Marijuana was illegal in 1995. In 2018, more than half of U.S. states have legalized medical cannabis — and nine allow recreational use.
Mexico legalized medical marijuana in 2017 and this year, Canada became the first industrialized nation to legalize recreational pot.
So with such sweeping changes, is it time to invest in marijuana stocks?
Potential investors need to be cautious. While the marijuana industry in the U.S. is relatively young, there’s a lot of money being made, so viability is likely good.
BDS Analytics estimates this emerging industry generated $9 billion in sales in 2017 and forecasts $57 billion in worldwide sales by 2027. How much of that turns into profits is debatable, however, as the industry still faces significant challenges.
Marijuana remains classified as a Schedule I substance under the Controlled Substances Act (CSA). Therefore, manufacturing or dispensing marijuana remains federally prohibited. Any revenue these businesses deposit into a federally insured bank technically violates federal law.

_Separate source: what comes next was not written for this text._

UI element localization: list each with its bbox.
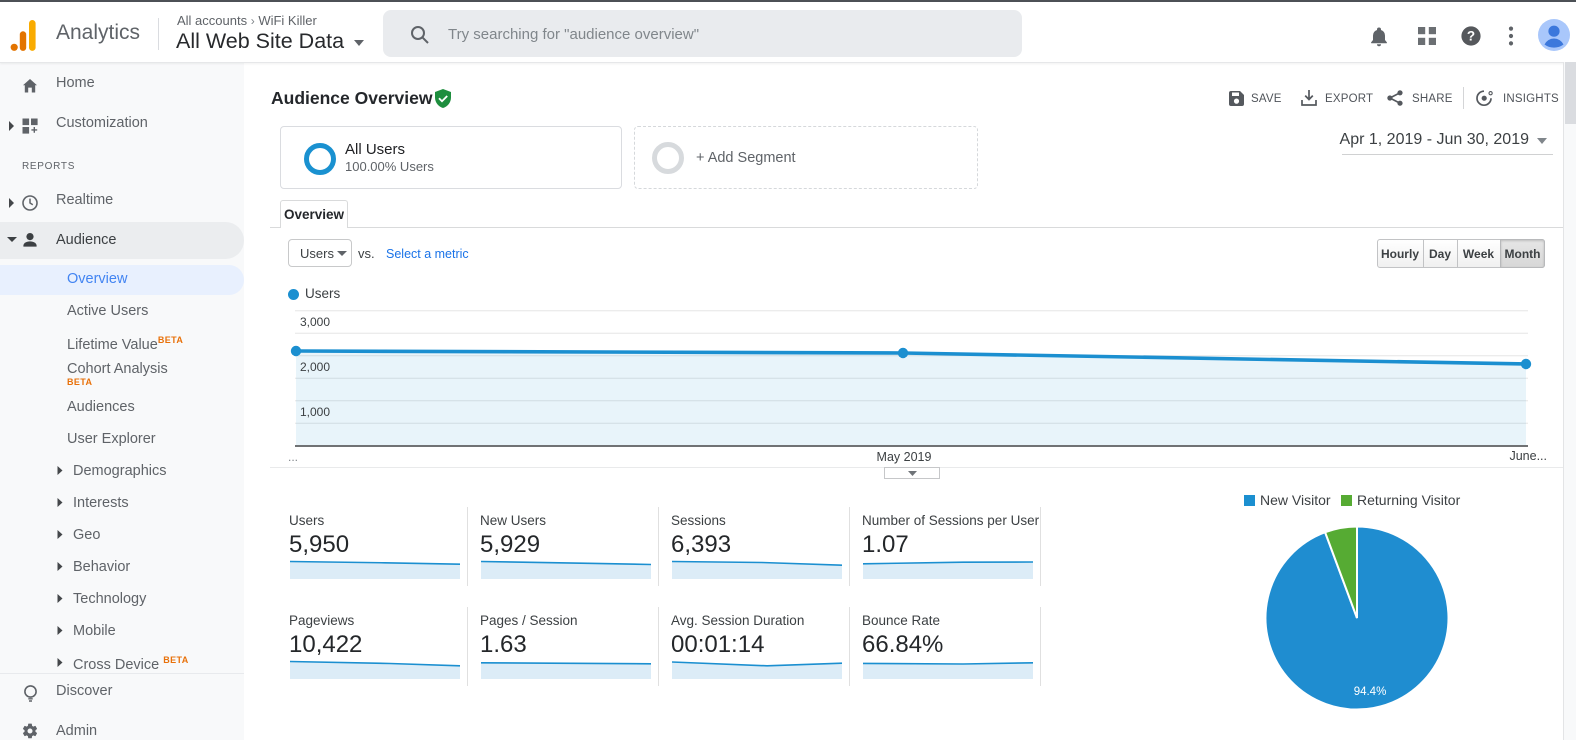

Furthermore, handling marijuana transaction proceeds is considered money laundering. Therefore, few banks are willing to accept that risk.
As a result, the industry has largely operated in cash because it can’t accept credit cards or checks that process through banks. The risks from operating a mainly cash business are high.

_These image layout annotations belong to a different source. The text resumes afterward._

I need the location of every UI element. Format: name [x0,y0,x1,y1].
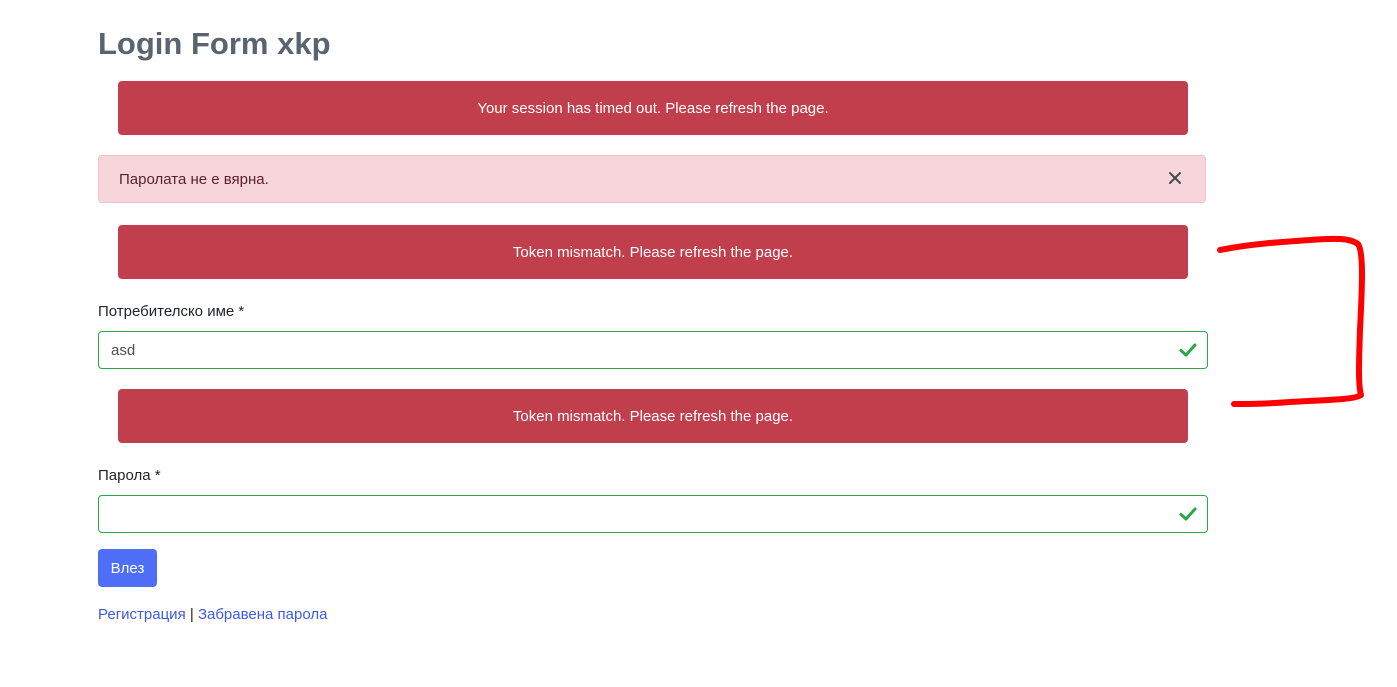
password-field-wrapper [98,495,1208,533]
link-separator: | [189,606,194,623]
token-mismatch-toast: Token mismatch. Please refresh the page. [118,389,1188,443]
password-label: Парола * [98,467,161,484]
alert-message: Паролата не е вярна. [119,171,269,188]
session-timeout-toast: Your session has timed out. Please refre… [118,81,1188,135]
auth-links: Регистрация | Забравена парола [98,606,327,623]
login-page: Login Form xkp Your session has timed ou… [0,0,1397,687]
password-input[interactable] [99,496,1159,532]
toast-message: Your session has timed out. Please refre… [477,99,829,117]
page-title: Login Form xkp [98,26,331,61]
username-input[interactable] [99,332,1159,368]
forgot-password-link[interactable]: Забравена парола [198,606,328,623]
register-link[interactable]: Регистрация [98,606,186,623]
username-field-wrapper [98,331,1208,369]
check-icon [1179,341,1197,359]
check-icon [1179,505,1197,523]
toast-message: Token mismatch. Please refresh the page. [512,407,794,425]
red-bracket-annotation [1217,235,1365,407]
error-alert: Паролата не е вярна. [98,155,1206,203]
username-label: Потребителско име * [98,303,245,320]
login-button[interactable]: Влез [98,549,157,587]
token-mismatch-toast: Token mismatch. Please refresh the page. [118,225,1188,279]
toast-message: Token mismatch. Please refresh the page. [512,243,794,261]
close-icon[interactable] [1165,168,1185,188]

If that’s not enough, even though marijuana businesses are technically illegal federally, the government doesn’t mind taxing it.

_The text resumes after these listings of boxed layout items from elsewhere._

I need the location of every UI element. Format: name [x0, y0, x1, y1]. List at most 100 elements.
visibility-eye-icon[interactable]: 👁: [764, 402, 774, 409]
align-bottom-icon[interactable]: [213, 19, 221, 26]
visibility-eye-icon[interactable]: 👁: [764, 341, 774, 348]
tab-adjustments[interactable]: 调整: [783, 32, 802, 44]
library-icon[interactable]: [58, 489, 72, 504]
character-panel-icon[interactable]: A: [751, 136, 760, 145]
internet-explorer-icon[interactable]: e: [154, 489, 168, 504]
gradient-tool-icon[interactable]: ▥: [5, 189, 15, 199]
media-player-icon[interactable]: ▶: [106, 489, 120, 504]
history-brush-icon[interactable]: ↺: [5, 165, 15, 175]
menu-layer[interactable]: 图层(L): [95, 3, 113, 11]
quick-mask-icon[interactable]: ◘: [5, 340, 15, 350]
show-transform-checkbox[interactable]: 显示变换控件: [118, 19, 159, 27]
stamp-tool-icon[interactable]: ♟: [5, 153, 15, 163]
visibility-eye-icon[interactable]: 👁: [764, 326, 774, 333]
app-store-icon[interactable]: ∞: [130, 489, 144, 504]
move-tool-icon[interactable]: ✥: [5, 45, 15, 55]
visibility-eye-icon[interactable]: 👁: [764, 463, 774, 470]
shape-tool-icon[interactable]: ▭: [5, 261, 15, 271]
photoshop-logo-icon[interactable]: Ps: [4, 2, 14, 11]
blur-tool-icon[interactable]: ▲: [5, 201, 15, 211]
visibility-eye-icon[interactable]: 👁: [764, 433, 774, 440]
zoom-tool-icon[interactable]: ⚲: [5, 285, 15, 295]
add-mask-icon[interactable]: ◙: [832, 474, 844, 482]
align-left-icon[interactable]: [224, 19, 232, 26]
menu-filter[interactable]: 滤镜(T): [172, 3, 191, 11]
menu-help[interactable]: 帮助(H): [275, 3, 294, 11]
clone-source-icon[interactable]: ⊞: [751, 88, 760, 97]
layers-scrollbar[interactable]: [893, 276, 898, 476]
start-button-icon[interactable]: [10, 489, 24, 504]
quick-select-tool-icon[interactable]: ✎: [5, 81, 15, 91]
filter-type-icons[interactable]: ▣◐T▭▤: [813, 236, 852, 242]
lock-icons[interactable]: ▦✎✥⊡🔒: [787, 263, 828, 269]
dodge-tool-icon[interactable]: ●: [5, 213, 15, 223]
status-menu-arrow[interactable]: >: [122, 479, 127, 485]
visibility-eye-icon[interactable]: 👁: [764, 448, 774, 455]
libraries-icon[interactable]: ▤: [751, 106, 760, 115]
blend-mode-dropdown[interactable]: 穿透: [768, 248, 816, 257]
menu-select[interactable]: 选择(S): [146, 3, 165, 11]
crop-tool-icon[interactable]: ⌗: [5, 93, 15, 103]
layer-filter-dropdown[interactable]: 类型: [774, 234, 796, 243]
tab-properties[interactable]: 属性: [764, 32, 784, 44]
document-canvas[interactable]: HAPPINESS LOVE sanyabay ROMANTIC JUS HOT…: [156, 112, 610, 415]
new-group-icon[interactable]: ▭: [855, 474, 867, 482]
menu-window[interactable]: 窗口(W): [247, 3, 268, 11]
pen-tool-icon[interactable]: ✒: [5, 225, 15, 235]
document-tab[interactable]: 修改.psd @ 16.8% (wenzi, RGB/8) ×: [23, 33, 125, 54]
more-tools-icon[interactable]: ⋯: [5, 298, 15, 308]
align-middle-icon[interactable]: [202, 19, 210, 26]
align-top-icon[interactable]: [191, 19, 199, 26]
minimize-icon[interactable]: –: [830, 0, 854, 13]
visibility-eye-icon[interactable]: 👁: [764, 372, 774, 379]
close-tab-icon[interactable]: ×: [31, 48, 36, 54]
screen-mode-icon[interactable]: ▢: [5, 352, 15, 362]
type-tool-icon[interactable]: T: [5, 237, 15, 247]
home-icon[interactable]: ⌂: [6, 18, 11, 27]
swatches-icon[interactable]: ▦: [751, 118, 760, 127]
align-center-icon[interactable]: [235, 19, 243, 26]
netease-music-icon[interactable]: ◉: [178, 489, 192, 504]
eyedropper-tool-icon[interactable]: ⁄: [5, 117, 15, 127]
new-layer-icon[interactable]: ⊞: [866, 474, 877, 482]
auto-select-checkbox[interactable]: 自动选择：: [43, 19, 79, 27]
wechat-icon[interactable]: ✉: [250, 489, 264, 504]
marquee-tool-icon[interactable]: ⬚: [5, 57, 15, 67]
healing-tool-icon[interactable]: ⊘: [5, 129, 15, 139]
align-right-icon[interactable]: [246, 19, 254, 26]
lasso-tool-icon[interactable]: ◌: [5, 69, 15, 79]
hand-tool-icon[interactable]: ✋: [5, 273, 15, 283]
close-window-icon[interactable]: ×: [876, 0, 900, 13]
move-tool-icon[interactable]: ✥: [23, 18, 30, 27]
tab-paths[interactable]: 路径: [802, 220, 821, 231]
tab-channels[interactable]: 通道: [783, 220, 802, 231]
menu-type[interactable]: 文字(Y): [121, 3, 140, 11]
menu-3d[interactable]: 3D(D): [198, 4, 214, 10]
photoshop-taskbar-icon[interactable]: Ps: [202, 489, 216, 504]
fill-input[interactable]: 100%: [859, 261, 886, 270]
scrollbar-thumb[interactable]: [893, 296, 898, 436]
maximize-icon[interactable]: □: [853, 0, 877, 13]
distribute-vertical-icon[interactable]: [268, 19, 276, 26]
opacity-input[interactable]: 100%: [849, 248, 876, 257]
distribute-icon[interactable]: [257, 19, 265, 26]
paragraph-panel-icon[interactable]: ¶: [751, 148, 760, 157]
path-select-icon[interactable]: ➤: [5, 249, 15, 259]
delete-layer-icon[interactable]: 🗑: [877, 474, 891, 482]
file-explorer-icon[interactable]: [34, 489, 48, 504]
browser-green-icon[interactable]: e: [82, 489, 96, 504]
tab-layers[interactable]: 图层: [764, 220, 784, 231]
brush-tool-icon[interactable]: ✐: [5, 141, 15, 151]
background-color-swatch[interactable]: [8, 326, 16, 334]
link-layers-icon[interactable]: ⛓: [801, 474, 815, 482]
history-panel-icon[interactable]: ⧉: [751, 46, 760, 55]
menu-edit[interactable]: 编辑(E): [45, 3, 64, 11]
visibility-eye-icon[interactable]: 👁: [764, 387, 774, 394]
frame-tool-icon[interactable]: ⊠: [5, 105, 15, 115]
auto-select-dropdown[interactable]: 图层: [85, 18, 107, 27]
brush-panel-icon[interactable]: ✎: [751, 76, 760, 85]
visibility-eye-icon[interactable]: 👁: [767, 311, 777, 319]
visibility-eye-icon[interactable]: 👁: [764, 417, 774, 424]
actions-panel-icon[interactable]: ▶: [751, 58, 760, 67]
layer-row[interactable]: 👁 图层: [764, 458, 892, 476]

Section 280E of the tax code states that businesses trafficking in federally prohibited “controlled substances” can’t use many of the tax deductions and credits taken by other businesses. So a marijuana business that isn’t using creative accounting can pay effective tax rates as high as 70 percent (compared to the current 21 percent tax rate for corporations).
Potential investors in the marijuana industry must realize that U.S.-based pot businesses are listed on the New York Stock Exchange or Nasdaq. Most trade in the OTC Markets, which have less-stringent filing and disclosure requirements, so it could be difficult to obtain sufficient information to make a wise investment choice.
And since the marijuana business has been a hot topic lately, it also has caught the attention of scammers. It’s ripe for fraudsters who lure potential investors with optimistic and potentially false or misleading statements (designed to create high demand for a new company). Once share prices peak, scammers will sell off their shares at a profit, leaving unsuspecting investors stuck with potentially worthless stock.
While I am not advocating against investment in the marijuana industry, I do feel potential investors should go into such a transaction with their eyes wide open.
Before investing, consider:
- If you received a solicitation to invest, is the source credible? Legitimate investment salespersons must be properly licensed with FINRA, the SEC or the state. Are they making claims that sound too good to be true?
- Research the operations, financials and individuals running the company as much as you can. Some new operators in the industry are fresh out of the black market; it’s not much of a white collar business — yet.
- Consider where the stock trades. If it’s on the OTC market, it may not trade frequently. It may be difficult to sell your stock, and prices can move wildly from one trade to the next.
- Do not invest more than you can afford to lose. Keep any single stock investment less than 5 percent of your portfolio — preferably much less.
Before investing, talk to your financial planner and make sure you’re not taking undue risks to your retirement plan or other goals.